Back in 2016, Google has first announced about experimenting with mobile-first indexing. Since then, a lot of information about this has been published. Throughout the years, more and more information has been given to us by Google especially on how the mobile-first indexing works and what people can do to prepare for it.
Just recently, Google confirmed that 70% of sites have already made the shift to mobile-first indexing. The remaining 30% will be moved by September at the latest, as Google says that’s when all sites will be officially switched over.
How do I know if my website has been moved to mobile-first indexing?
A sign that your site has been moved is an increase in Googlebot’s crawling, particularly from mobile smartphones user end.
You can also check in Google Search Console also show on the settings page as well as in the URL inspection tool a website’s mobile-first indexing status.

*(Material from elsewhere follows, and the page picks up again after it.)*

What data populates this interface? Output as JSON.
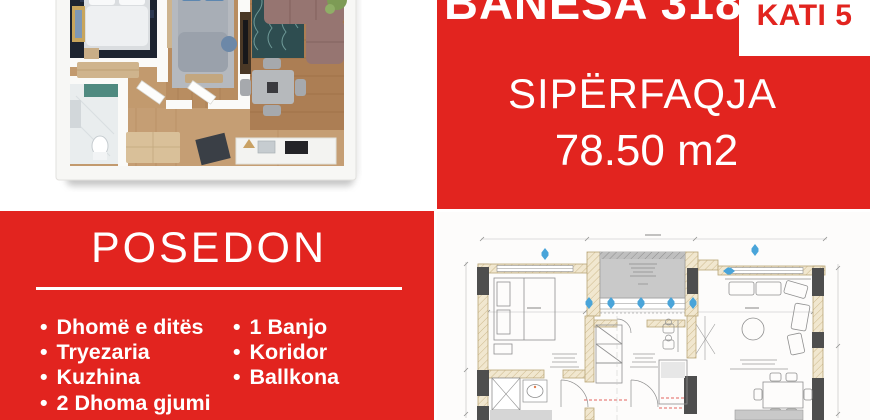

Some things to watch out for when optimizing:
- On-page content is the same on mobile and desktop versions
- Meta data is the same on both versions
- Structured data is the same on both version
Google’s URL testing tool allows site owners to easily check both the desktop and mobile versions of a page. So you can ensure Google (and visitors) can see identical content on desktop and mobile.
Google specifically recommends not using separate mobile URLs (also known as “m-dot”) because they can cause “issues and confusion” for search engines and users. The standard for mobile-first indexing is responsive web design.